Alcohol and Substance Abuse
As with mental health issues, denial could be a factor when alcohol and drugs are involved. Your ability to make rational decisions is likely to be impaired. You may not even be aware of your condition even if it is obvious to others.
Even when none of the above factors are present the scales of justice can still be tipped against you. Say you are the spouse of a business tycoon and your role was limited to social events. More than likely you would be at a disadvantage in the event you would have to separate and divide the business assets. You would need professional help with substantial subject matter experience.
Courts aren't generally involved in creative conflict resolution with a goal of satisfying both parties. Their approach is more of a win-lose approach. If one wins, the other will necessarily be losing. How strong is your case? How predictable is the outcome?
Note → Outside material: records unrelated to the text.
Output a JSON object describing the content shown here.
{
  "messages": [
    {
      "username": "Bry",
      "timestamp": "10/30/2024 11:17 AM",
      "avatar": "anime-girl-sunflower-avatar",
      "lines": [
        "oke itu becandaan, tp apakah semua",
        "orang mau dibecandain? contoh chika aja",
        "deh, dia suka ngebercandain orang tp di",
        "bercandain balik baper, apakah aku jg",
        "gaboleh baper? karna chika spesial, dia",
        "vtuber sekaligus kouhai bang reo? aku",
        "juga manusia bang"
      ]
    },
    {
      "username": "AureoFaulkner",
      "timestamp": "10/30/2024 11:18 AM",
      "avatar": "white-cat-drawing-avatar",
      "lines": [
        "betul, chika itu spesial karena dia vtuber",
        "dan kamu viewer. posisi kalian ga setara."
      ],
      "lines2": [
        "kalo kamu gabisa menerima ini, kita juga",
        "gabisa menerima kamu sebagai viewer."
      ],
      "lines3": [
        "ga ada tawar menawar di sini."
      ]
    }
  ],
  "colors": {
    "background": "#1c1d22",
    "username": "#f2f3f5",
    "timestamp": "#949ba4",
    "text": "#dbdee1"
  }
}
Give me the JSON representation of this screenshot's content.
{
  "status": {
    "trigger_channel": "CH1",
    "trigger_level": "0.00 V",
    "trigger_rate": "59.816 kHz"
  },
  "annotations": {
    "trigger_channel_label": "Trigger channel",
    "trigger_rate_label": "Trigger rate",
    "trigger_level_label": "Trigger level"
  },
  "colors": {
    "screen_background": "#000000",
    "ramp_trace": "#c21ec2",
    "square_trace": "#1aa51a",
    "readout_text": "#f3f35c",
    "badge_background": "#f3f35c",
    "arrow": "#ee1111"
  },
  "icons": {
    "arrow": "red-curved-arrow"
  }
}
Yes, the courts have to rule according to the laws of your State, but often have significant discretion. Child custody cases, for example, are notoriously unpredictable.
When the outcome is uncertain, a negotiated solution is almost always better.
Speed: Direct negotiation may settle a case in minutes rather than years in court.
Formality: Courts have strict procedural rules. Any other method is far more informal.
Cost: The parties can almost always agree on some aspects of the disagreement and by-pass otherwise required discovery procedures. Saving time saves money.
Changing Circumstances: Negotiated solutions are easier to modify than litigated ones often simply because the relationship has not been completely destroyed in litigation.
Creativity: Litigated solutions may serve neither party. Negotiated solutions can be as creative as you can agree.
Privacy: Litigation is generally open to the public. All other methods can remain private.